The validator uses the checks suggested by Markus G. Kuhn http://www.cl.cam.ac.uk/~mgk25/ using the test file http://www.cl.cam.ac.uk/~mgk25/ucs/examples/UTF-8-test.txt.
The following is considered to be invalid:
- Invalid initial bytes and detached continuation bytes
- Incomplete sequences
- Overlong glyph representations
- Low and high surrogates
- Glyphs in the "internal use area"
size_t dataSize;
uint8_t* data = readFile("UTF-8-test.txt", &dataSize);
uint8_t buffer[4096];
utf8_validator validator = {0};
uint8_t* dataPtr = data;
size_t inSize = dataSize;
size_t outSize;
while (inSize) {
outSize = sizeof(buffer);
utf8_validate(&validator, &dataPtr, &inSize, buffer, &outSize);
if (outSize) {
handleChunk(buffer, outSize);
}
}
The stream end is signalled by giving an empty chunk.

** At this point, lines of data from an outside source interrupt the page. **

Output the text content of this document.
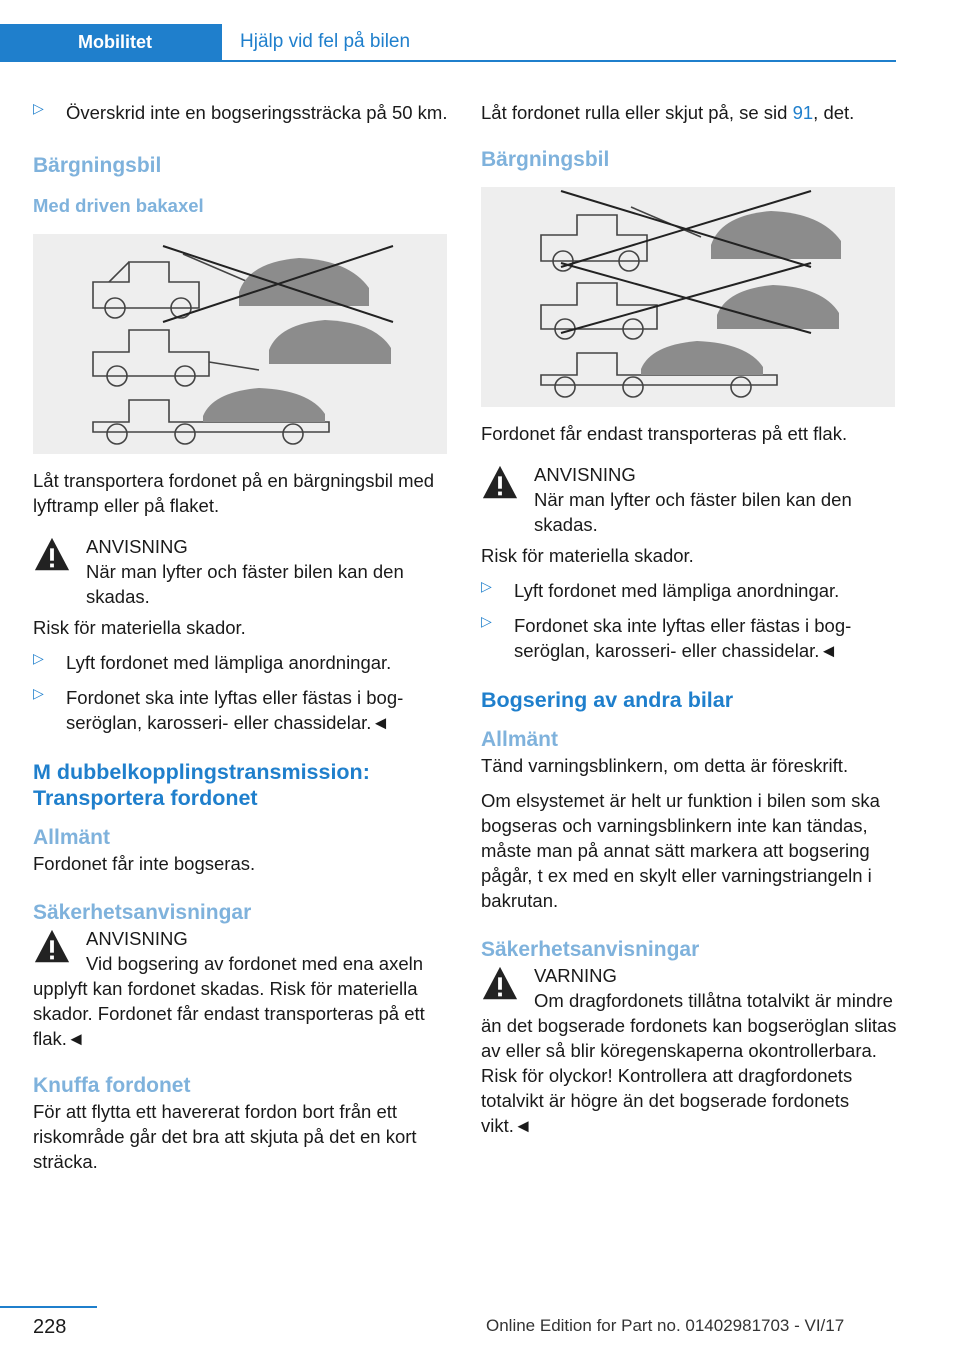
Mobilitet	Hjälp vid fel på bilen
▷ Överskrid inte en bogseringssträcka på 50 km.

Bärgningsbil
Med driven bakaxel

Låt transportera fordonet på en bärgningsbil med lyftramp eller på flaket.

ANVISNING

När man lyfter och fäster bilen kan den skadas.

Risk för materiella skador.

▷ Lyft fordonet med lämpliga anordningar.

▷ Fordonet ska inte lyftas eller fästas i bogseröglan, karosseri- eller chassidelar.◄

M dubbelkopplingstransmission: Transportera fordonet
Allmänt

Fordonet får inte bogseras.

Säkerhetsanvisningar

ANVISNING

Vid bogsering av fordonet med ena axeln upplyft kan fordonet skadas. Risk för materiella skador. Fordonet får endast transporteras på ett flak.◄

Knuffa fordonet

För att flytta ett havererat fordon bort från ett riskområde går det bra att skjuta på det en kort sträcka.

Låt fordonet rulla eller skjut på, se sid 91, det.

Bärgningsbil

Fordonet får endast transporteras på ett flak.

ANVISNING

När man lyfter och fäster bilen kan den skadas.

Risk för materiella skador.

▷ Lyft fordonet med lämpliga anordningar.

▷ Fordonet ska inte lyftas eller fästas i bogseröglan, karosseri- eller chassidelar.◄

Bogsering av andra bilar
Allmänt

Tänd varningsblinkern, om detta är föreskrift.

Om elsystemet är helt ur funktion i bilen som ska bogseras och varningsblinkern inte kan tändas, måste man på annat sätt markera att bogsering pågår, t ex med en skylt eller varningstriangeln i bakrutan.

Säkerhetsanvisningar

VARNING

Om dragfordonets tillåtna totalvikt är mindre än det bogserade fordonets kan bogseröglan slitas av eller så blir köregenskaperna okontrollerbara. Risk för olyckor! Kontrollera att dragfordonets totalvikt är högre än det bogserade fordonets vikt.◄

228	Online Edition for Part no. 01402981703 - VI/17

This is to check for a possible truncation of the last sequence.
outSize = sizeof(buffer);
utf8_validate(&validator, NULL, NULL, buffer, &outSize);
if (outSize) {
handleChunk(buffer, outSize);
}
The output buffer size should be as big as possible. The absolute minimum size is 72 bytes, which is really ineffective.